Rather than sing songs about tender love etc, Ian Dury chooses to sing about his prick. Women, he propesizes will have to “learn to accept the purity and depth of my disdain” Profound statements coming from a small runt from Essex, whose close cropped hair and bugged stare make him look like Peter Lorrie.
Dury’s music is really quite intriguing, even though his band is a bit subordinate. Most of the tunes move along at a pace that can be likened to the pop flavor of a band like Fleetwood Mac. Tunes like “My Old Man” and “Partial to Your Abracadabra.” Dury’s got a candid air about his, on stage (At Buff State, April 28) he is apparently a lot of fun. New Boots and Panties is an album that is sort of funny especially with songs like “Sex and Drugs and Rock ‘n’ Roll. Someone had to do a song with that title and Dury does it better than anyone could have, at least he is convincing.
Dury’s preoccupation with sex is the general theme of the album. But coming from a man like him can only make it something you would definitely sing along with. New Boots and Panties is a great record.
All this energy we talk about on Stiffs Live will blow you away.

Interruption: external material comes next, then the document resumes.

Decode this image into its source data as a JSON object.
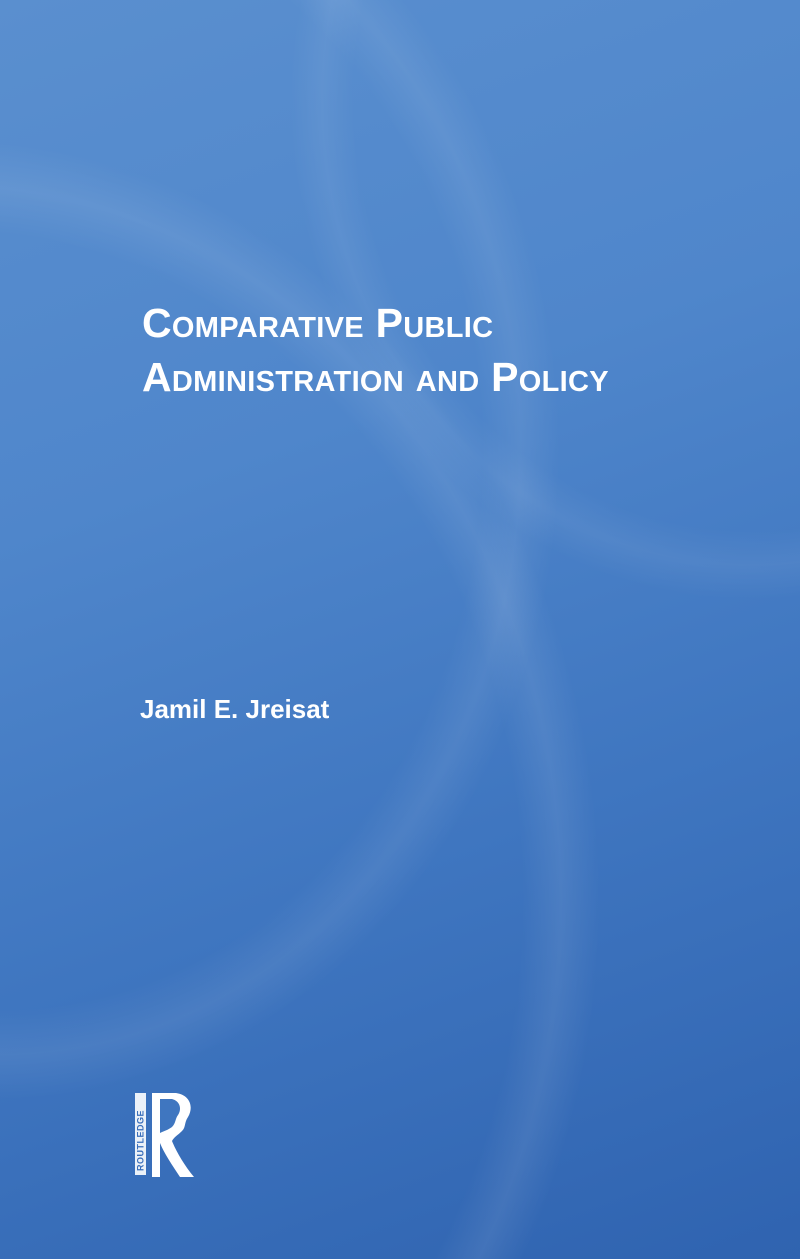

Other than those three aforementioned individuals comes two other Stiff artists Wreckless Eric and Larry Wallis. Live versions of “Sex and Drugs and Rock n’ Roll,” Elvis does a version of Burt Bacharach’s “I Just Don’t Know What To Do With Myself,” that is truely amazing. “Miracle Man” by Elvis and “Police Car” by Larry Wallis are killers.
Live recordings, expecially with this music are a magic ingredient in experience the power and adulation of it. If you are gonna listen to the studio version, you have to hear the live versions, and more importantly you must see the live performances of these artists when they visit Buffalo in the coming weeks.
Before it gets too far ahead of you, listen to any, preferably all of these albums, because you don’t know rock n’roll if you don’t channel these basic ingredients. All these musicians give us that and much more.